Let's keep the cyber hammer without making it the only implement in our toolbox. A hammer makes a lousy screwdriver, and a poor drill as well. Our most serious adversaries appear more interested in drawing blood than in perpetrating denial-of-service attacks or spamming enterprise e-mail servers. Is it possible that they will suddenly abandon their spectacular attacks in favor of cyber assaults instead?

Perhaps. Anything is possible. But, as columnist George Will (2000) said in another forecasting context , "Serious people consider serious probabilities, not idle possibilities."

My argument is that the cyber threat has yet to attain the seriousness to displace more conventional attack pathways. Nor does it seem likely to. As Lewis noted in his study, above, criminals and bored teenagers remain the most likely sources of cyber attacks (p. 8).

Connections with Innovation

I do believe that the more sustainable terrorist groups must possess some of the same learning and administrative skills as any business that survives in a competitive world. So, if a cyber tool of terror drops into their hands, they would feel some due diligence obligation to experiment with it, up to a point. But, it is a tool not an end.

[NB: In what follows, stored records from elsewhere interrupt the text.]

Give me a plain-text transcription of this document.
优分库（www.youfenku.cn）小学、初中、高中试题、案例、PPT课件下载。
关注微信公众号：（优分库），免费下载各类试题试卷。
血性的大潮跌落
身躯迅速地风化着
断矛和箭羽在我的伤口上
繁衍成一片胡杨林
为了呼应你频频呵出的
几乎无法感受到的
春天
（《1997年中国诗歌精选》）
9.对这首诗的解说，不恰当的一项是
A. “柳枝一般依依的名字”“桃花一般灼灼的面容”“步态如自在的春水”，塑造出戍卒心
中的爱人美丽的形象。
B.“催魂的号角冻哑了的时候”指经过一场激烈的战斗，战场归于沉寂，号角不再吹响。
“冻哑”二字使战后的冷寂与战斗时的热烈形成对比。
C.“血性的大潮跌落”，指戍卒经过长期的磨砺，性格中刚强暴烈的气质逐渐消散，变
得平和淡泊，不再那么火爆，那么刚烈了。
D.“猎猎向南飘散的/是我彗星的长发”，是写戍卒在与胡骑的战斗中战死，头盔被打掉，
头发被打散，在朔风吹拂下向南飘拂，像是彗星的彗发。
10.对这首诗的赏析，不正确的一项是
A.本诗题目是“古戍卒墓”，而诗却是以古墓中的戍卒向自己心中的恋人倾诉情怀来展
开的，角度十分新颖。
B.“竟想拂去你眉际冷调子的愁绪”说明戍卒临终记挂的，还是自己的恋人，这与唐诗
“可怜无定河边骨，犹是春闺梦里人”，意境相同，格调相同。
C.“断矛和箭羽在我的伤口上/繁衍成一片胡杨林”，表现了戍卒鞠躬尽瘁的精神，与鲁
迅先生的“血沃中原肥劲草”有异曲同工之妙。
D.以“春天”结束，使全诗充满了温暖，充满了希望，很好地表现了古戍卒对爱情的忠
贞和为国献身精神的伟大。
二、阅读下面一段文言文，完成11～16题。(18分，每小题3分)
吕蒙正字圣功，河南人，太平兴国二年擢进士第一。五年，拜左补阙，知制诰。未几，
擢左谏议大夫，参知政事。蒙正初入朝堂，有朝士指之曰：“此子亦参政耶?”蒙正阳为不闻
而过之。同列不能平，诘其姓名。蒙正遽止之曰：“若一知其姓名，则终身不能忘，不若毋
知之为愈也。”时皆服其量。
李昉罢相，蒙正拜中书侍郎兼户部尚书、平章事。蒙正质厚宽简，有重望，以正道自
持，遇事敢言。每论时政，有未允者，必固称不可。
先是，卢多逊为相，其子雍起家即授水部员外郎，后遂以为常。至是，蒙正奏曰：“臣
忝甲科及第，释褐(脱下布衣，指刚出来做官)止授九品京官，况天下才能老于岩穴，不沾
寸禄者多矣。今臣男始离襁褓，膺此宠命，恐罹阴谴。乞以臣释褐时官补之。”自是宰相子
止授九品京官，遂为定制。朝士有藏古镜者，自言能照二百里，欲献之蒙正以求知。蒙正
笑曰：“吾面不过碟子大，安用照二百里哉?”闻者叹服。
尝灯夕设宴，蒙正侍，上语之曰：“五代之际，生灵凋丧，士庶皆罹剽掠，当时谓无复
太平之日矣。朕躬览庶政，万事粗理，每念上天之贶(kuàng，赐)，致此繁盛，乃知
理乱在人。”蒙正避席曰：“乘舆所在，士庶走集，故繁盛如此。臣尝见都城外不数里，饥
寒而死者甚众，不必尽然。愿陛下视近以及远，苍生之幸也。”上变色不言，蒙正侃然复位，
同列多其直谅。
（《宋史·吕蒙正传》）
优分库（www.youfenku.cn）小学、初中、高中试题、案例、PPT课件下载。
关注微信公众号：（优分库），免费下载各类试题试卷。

My favorite innovation in war was by Philip of Macedon, the father of Alexander the Great (Lamb, H., Alexander of Macedon, date and details not recalled. Book lost from family library.) His innovation to war fighting of the time was to make his soldier's spear three feet longer than his adversary's. As a result, Philip enjoyed great success whenever one of his phalanxes met another in battle. But I suspect neither he nor his son spent a disproportionate amount of time and budget in R&D on spears.